The Dragon Coaster, Playland Park's iconic attraction, in Rye, New York, is a wooden roller coaster that was opened in 1929. It was designed and built by legendary amusement ride creator Frederick Church who also was the co-inventor of the Racing Derby, another famous early 20th century amusement park ride. The Dragon Coaster has approximately 3,400 feet of track and is, at its highest, approximately 80 feet tall. It has a tunnel along its span, a common feature of wooden roller coasters from the 1920s, that resembles the body of a Dragon and the opening of the tunnel resembling the mouth of a Dragon. It has also been featured in the film Fatal Attraction,  Mariah Carey's music video Fantasy, and Big, starring Tom Hanks. The Dragon Coaster is still in operation to this day. The ride is named after Coaster, the park's mascot.


The Town of Rye Seal

The wheat sheaf of the town's seal represents the early agricultural and trading focus of the settlement that would eventually become the Town of Rye. We included this image to highlight the club's desire to be inclusive of all potential rugby players in the wider geographic area of Rye Town.


The Rugby Ball

A rugby ball, originally called a quanco, is a diamond shape ball used for easier passing.

Richard Lindon and Bernardo Solano started making balls for Rugby school out of hand stitched, four-panel, leather casings and pigs’ bladders. The rugby ball's distinctive shape is supposedly due to the pig’s bladder, although early balls were more plumb-shape than oval. The balls varied in size in the beginning depending upon how large the pig’s bladder was.

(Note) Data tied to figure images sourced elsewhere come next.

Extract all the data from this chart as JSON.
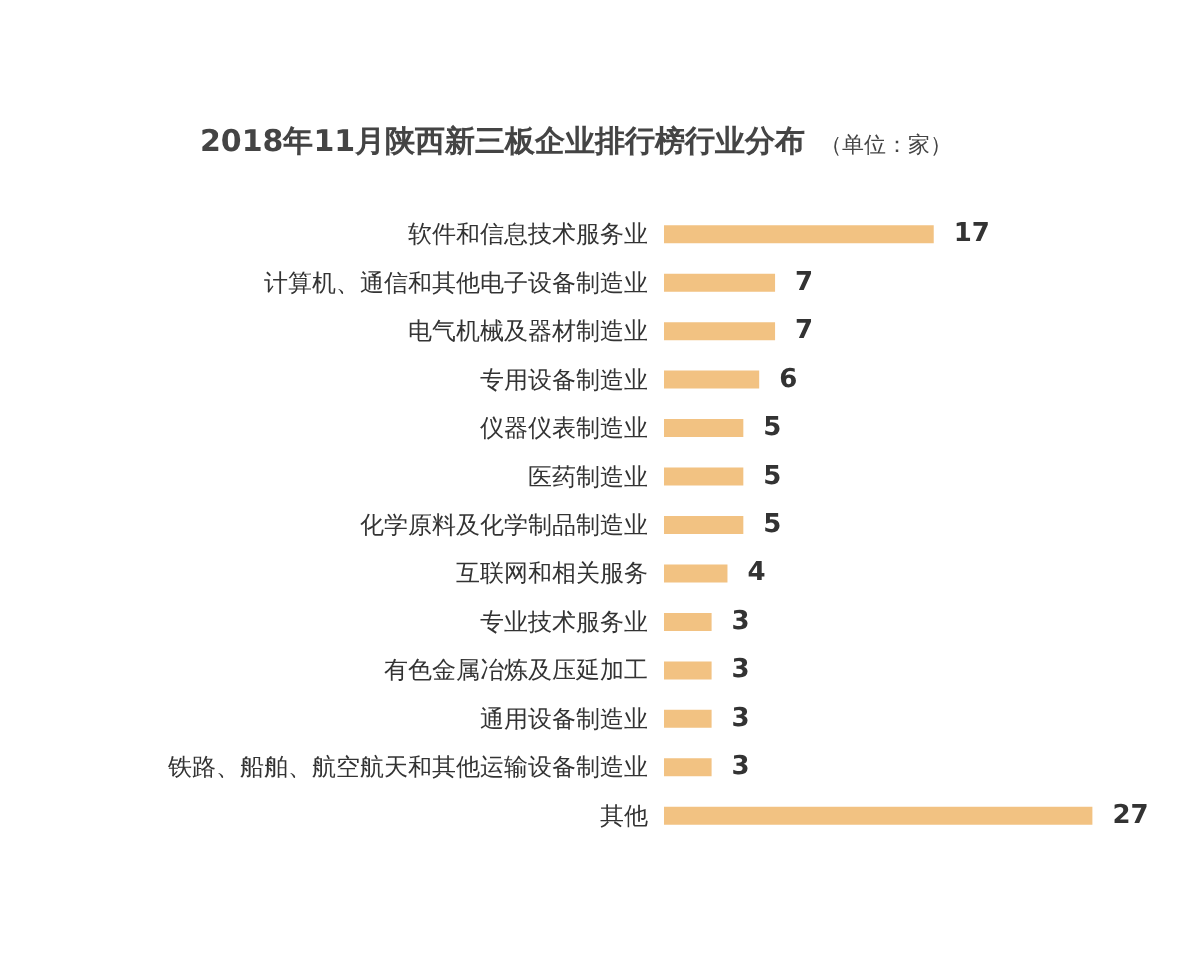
{
  "chart_data": {
    "type": "bar",
    "orientation": "horizontal",
    "title": "2018年11月陕西新三板企业排行榜行业分布",
    "subtitle": "（单位：家）",
    "categories": [
      "软件和信息技术服务业",
      "计算机、通信和其他电子设备制造业",
      "电气机械及器材制造业",
      "专用设备制造业",
      "仪器仪表制造业",
      "医药制造业",
      "化学原料及化学制品制造业",
      "互联网和相关服务",
      "专业技术服务业",
      "有色金属冶炼及压延加工",
      "通用设备制造业",
      "铁路、船舶、航空航天和其他运输设备制造业",
      "其他"
    ],
    "values": [
      17,
      7,
      7,
      6,
      5,
      5,
      5,
      4,
      3,
      3,
      3,
      3,
      27
    ],
    "color": "#f2c282",
    "data_labels": true
  }
}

Until 1870, rugby was played with a near spherical ball with an inner-tube made of a pig's bladder. In 1870 Richard Lindon introduced rubber inner-tubes and because of the pliability of rubber the shape gradually changed from a sphere to an egg. In 1892 the RFU endorsed ovalness as the compulsory shape. The gradual flattening of the ball continued over the years. The introduction of synthetic footballs over the traditional leather balls, in both rugby codes, was originally governed by weather conditions. If the playing surface was wet, the synthetic ball was used, as it didn't absorb water and become heavy. Eventually, the leather balls were phased out completely.